Peran Kelompok Keahlian Teknik Pantai ITB dalam Pencarian KRI Nanggala

Tenggelamnya KRI Nanggala menjadi duka bagi Bangsa Indonesia. Sejak dinyatakan hilang kontak 21 April 2021, semua pihak bergotong royong mencari keberadaan “Monster Bawah Laut” tersebut, termasuk Kelompok Keahlian Teknik Pantai FTSL ITB.

Dari pengamatan udara, ditemukan tumpahan minyak di lokasi sekitar penyelaman KRI Nanggala.

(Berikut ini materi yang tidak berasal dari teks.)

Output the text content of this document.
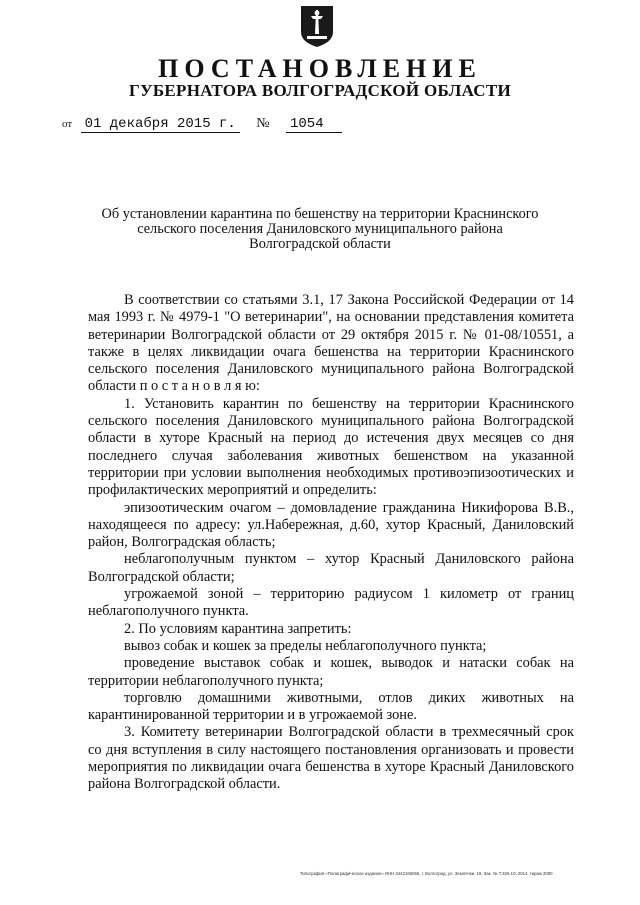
ПОСТАНОВЛЕНИЕ
ГУБЕРНАТОРА ВОЛГОГРАДСКОЙ ОБЛАСТИ
от 01 декабря 2015 г. № 1054
Об установлении карантина по бешенству на территории Краснинского
сельского поселения Даниловского муниципального района
Волгоградской области

В соответствии со статьями 3.1, 17 Закона Российской Федерации от 14 мая 1993 г. № 4979-1 "О ветеринарии", на основании представления комитета ветеринарии Волгоградской области от 29 октября 2015 г. № 01-08/10551, а также в целях ликвидации очага бешенства на территории Краснинского сельского поселения Даниловского муниципального района Волгоградской области п о с т а н о в л я ю:

1. Установить карантин по бешенству на территории Краснинского сельского поселения Даниловского муниципального района Волгоградской области в хуторе Красный на период до истечения двух месяцев со дня последнего случая заболевания животных бешенством на указанной территории при условии выполнения необходимых противоэпизоотических и профилактических мероприятий и определить:

эпизоотическим очагом – домовладение гражданина Никифорова В.В., находящееся по адресу: ул.Набережная, д.60, хутор Красный, Даниловский район, Волгоградская область;

неблагополучным пунктом – хутор Красный Даниловского района Волгоградской области;

угрожаемой зоной – территорию радиусом 1 километр от границ неблагополучного пункта.

2. По условиям карантина запретить:

вывоз собак и кошек за пределы неблагополучного пункта;

проведение выставок собак и кошек, выводок и натаски собак на территории неблагополучного пункта;

торговлю домашними животными, отлов диких животных на карантинированной территории и в угрожаемой зоне.

3. Комитету ветеринарии Волгоградской области в трехмесячный срок со дня вступления в силу настоящего постановления организовать и провести мероприятия по ликвидации очага бешенства в хуторе Красный Даниловского района Волгоградской области.

Типография «Полиграфическое издание» ИНН 3442166066, г. Волгоград, ул. Землячки, 19, Зак. № Т.326-10, 2014, тираж 2000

Berawal dari informasi tersebut, Ketua KK Teknik Pantai; Muslim Muin, Ph.D; melakukan simulasi Backtracking Oil Source menggunakan MoTuM untuk memperoleh sumber tumpahan lalu berkoordinasi dengan TNI AL agar dilakukan penelusuran pada lokasi tumpahan, namun Tim SAR tetap tidak berhasil mendapatkan kontak. Hal ini berarti KRI Nanggala berada di bawah area tumpahan minyak.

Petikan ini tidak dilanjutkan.